An ultrasound scan is a non-invasive form of medical imaging that uses high-frequency sound waves to create images from the inside of your body. It is also known as sonography.
Ultrasound is a more commonly known for examining the unborn babies in the uteruses but it can be used for assessing other parts of the body including organs in and around the pelvis and abdominal areas, the heart, muscles and eyes and the brain for infants.
How the procedure is performed
Depending on which region of the body being examined, you will be asked to expose that region or change into a hospital gown. You will most likely be lying down on a table with a section of your body exposed for the test.
The Ultra-sonographer, will then apply a special lubricating gel to the skin that contains ions and allows the sound energy from the transducer to enter through the surface of the skin. Then a transducer that has a similar appearance to a microphone will then send high-frequency sound waves in and through the body at a pitch that cannot be heard by the human hear that will echo back to the machine and form an image that can be interpreted by the ultra-sonographer Depending on the area being examined, you may need to change positions so then they can get a better image.
How long will it take?
The whole procedure typically lasts for less than 15 minutes depending on the area being examined.
How safe is an Ultrasound?
An ultrasound is a safe procedure, which only makes use of low powered sound waves. There are no known risks, which is why Antenatal ultrasound scans are in fact the safest way to examine a developing unborn baby without exposing the mother or baby to any radiation. It is also generally painless and does not require needles, injections or incisions. Patients are not exposed to ionizing radiation and are relatively safer than X-Rays and C.T. Scanning.

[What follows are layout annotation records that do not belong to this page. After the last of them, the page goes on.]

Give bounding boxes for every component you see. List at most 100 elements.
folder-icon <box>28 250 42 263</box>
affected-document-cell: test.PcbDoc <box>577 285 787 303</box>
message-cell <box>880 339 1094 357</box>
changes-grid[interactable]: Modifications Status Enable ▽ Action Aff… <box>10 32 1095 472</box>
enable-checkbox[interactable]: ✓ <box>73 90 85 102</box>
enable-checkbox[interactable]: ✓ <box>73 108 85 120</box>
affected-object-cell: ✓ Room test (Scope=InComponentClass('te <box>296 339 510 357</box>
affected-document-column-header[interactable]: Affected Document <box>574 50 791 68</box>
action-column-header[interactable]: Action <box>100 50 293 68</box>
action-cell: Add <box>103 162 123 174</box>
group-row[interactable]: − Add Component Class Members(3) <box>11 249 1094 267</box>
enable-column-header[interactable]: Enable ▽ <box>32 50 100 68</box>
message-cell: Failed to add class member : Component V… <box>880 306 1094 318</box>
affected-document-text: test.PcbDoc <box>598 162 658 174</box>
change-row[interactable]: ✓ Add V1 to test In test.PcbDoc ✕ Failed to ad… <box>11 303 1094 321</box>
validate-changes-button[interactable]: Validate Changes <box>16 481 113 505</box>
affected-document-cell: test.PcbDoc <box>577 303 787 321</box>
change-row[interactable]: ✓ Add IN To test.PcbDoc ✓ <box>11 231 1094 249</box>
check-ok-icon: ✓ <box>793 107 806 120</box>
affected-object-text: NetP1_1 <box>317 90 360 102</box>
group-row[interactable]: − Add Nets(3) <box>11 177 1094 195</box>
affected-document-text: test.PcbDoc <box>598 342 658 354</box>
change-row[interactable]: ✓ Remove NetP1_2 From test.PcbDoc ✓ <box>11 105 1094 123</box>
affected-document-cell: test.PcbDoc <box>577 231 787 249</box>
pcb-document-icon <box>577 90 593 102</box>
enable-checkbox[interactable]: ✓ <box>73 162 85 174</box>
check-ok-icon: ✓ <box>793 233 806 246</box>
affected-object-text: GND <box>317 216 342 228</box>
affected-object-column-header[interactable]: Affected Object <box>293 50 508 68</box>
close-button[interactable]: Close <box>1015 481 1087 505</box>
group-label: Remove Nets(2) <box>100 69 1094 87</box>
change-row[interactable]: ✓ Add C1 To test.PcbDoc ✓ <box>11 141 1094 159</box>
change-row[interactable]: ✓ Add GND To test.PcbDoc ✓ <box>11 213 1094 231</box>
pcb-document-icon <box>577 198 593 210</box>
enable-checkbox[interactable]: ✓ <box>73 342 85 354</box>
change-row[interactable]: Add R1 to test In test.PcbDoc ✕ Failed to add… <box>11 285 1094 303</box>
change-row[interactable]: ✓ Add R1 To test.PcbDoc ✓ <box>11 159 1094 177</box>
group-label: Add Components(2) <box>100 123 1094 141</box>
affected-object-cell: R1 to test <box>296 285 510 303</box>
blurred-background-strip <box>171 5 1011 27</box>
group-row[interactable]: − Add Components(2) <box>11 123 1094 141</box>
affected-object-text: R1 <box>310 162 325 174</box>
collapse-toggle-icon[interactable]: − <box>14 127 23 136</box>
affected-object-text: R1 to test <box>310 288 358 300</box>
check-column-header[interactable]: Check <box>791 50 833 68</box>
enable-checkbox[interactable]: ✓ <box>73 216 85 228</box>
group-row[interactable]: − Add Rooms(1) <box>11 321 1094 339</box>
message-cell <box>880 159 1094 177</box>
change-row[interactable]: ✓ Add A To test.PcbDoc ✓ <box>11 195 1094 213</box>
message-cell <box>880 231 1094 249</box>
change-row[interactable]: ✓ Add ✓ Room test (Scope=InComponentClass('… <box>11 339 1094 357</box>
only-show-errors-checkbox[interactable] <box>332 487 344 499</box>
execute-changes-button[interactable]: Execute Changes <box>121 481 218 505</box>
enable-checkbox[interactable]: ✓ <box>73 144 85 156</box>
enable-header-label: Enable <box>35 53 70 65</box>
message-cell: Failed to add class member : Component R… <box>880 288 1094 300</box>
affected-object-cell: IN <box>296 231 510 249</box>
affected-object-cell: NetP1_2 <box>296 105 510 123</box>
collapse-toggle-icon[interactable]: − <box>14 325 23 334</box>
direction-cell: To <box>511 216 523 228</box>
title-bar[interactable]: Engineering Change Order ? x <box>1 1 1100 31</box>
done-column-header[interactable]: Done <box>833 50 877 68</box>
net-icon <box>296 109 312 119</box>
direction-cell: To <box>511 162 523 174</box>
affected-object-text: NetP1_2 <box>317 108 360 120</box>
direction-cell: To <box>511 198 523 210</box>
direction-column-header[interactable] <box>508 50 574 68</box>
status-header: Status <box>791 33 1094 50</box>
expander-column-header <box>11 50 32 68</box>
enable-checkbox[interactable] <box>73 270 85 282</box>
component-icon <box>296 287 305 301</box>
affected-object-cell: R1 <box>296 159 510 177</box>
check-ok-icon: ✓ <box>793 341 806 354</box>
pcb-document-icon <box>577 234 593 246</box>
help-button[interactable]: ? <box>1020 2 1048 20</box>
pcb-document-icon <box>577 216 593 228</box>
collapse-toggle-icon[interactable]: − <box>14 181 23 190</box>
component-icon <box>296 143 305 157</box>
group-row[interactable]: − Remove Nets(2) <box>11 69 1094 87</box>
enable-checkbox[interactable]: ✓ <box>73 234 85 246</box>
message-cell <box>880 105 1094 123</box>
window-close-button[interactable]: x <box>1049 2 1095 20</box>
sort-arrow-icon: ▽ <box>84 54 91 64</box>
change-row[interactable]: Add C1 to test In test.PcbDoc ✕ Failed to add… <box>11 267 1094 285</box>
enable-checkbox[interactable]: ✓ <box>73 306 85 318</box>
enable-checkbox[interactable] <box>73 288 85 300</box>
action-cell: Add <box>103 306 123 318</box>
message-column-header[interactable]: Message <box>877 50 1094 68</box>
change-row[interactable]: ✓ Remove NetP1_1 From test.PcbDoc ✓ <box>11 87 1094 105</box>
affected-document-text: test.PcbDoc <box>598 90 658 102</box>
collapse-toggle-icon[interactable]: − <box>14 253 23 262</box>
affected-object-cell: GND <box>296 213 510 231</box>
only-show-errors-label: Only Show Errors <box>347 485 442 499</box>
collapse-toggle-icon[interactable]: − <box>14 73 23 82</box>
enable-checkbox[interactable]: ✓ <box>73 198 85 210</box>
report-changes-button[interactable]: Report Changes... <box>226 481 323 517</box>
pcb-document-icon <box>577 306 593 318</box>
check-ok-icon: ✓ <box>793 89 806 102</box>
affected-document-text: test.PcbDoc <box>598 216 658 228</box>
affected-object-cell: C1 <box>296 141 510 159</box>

What preparation do I need to do before my Ultrasound Scan?
Most of the ultrasound examinations do not require any preparation. However, patients undergoing an abdominal scan shouldn’t eat or a minimum of six hours prior to the examination, patients undergoing a pelvic examination require a full bladder for the examination and need to drink a minimum of six standard glasses of water to minimise the waiting times for the bladder to fill up. Also, patients undergoing the transrectal prostate ultrasound examination get to be given a special preparation slip that will ensure the success of the examination.
When will I get my results?
The radiologist will examine the images and will write a signed report to your referring doctor who will then discuss the results with you.